WAYNESBORO, Ga. (WJBF) — For years, the Burke County Sheriff’s Office (BCSO) has had to seek approval for spending from the county. Sheriff Alfonzo Williams abided by this protocol in hopes of maintaining a healthy relationship with the county. During Tuesday’s commission meeting, Williams alerted the Board of Commissioners he would sue the county if they would not allow him to take over control of his office’s $6.6 million budget. Commissioners voted to approve this request.

“The law requires the county commission to simply set the sheriff, tax commissioner, probate judge and the clerk of superior court a reasonable budget to do their constitutional duties,” Sheriff Alfonzo Williams explains. “They have done that. But, a majority was under control of the county manager. So, we had very little control over our budget over the last four and a half years.”

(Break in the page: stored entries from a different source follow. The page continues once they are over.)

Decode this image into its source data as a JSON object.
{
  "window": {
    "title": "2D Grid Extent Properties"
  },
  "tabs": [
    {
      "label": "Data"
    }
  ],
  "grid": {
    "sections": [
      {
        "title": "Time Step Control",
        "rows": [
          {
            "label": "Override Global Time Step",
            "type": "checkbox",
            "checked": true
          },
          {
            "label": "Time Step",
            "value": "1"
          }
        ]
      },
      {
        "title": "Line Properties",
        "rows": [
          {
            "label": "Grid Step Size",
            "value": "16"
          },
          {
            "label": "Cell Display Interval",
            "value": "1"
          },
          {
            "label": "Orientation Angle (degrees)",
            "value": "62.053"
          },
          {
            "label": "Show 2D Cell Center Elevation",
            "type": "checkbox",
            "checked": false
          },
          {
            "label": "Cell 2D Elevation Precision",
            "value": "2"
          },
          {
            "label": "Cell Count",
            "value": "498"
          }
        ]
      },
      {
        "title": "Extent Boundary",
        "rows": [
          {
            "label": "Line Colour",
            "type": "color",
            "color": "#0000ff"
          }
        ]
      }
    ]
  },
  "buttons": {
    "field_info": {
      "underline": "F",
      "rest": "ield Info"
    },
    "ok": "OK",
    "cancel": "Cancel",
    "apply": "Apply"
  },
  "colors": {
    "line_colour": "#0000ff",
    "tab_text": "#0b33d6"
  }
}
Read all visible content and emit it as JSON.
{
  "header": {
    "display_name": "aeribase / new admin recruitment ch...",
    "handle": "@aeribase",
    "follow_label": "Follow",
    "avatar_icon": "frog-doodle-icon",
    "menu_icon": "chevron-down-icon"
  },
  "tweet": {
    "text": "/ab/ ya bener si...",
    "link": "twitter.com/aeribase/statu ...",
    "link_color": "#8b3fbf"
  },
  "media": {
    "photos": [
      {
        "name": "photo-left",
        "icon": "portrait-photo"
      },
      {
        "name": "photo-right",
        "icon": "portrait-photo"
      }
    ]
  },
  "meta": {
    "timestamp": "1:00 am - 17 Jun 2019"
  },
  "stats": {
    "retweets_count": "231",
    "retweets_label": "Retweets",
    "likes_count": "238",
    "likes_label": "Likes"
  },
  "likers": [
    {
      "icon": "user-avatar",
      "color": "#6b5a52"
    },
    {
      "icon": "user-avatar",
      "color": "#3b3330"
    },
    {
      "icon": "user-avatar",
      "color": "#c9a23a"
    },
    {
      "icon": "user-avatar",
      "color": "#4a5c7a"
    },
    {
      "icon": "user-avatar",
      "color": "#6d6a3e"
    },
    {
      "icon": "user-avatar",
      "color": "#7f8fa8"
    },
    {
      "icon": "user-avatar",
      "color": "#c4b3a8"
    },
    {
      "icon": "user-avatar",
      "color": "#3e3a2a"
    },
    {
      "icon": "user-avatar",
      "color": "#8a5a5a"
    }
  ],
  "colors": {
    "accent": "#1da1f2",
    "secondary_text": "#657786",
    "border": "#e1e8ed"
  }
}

During Williams’ four and a half years as sheriff, he says he has run into several issues with County Manager Merv Waldrop.

“We have a county manager who does not have the best interest of the sheriff’s office at heart.”

Waldrop was not able to provide comment to NewsChannel 6 for this story Wednesday.

BCSO was recently forced to shut down its indoor firing range, which was used to train employees. Deputies have since been training in a facility owned by Georgia Power. Williams says this is not a cost effective solution and has asked Waldrop for funding to pay for a new training facility.

“We have to have a place to train, not only for firearms but for other non-lethal uses of force. He’d say, ‘Go into a classroom.’ Well, you can’t teach firearms in a classroom where you don’t have clearance space. You can’t be pointing guns at one another.”

For the past two years, the sheriff’s office has relied on grant funding to retain four deputies. Georgia Power awarded BCSO a $500,000 grant, which runs out at the end of 2021. Williams says he went to Waldrop for funding to continue paying those deputies but was unsuccessful.

“The county has the statutory responsibility to provide a reasonable budget for the sheriff to do his job. It’s not the job of the private sector do it. We have brought in several million dollars in grant funding in the four and a half years I’ve been in office. We’ve brought in hundreds of thousands of dollars from private friends and associates who have invested in this agency. It’s time for the county to step up and do their part. Burke County is able to do it. They’re financially able to do it. But we have a county manager who’s disinterested.” 

County Attorney Barry Fleming says Waldrop and the county have continued to support Williams and his office.

“The sheriff has received a 114 percent increase in his budget over the time he’s been there sine he took office,” Fleming says. “I think most sheriffs would be very pleased with that significant amount of funding increase.”

With control over his office’s budget, Williams is confident he will find a new training facility and retain the four deputies. He plans to form a team within the department to handle the budget. However, his relationship with the county remains tense.

“Four and a half years of history of cooperating and working together has proven fruitless,” Williams says. “We can’t expect there be any difference going forward.”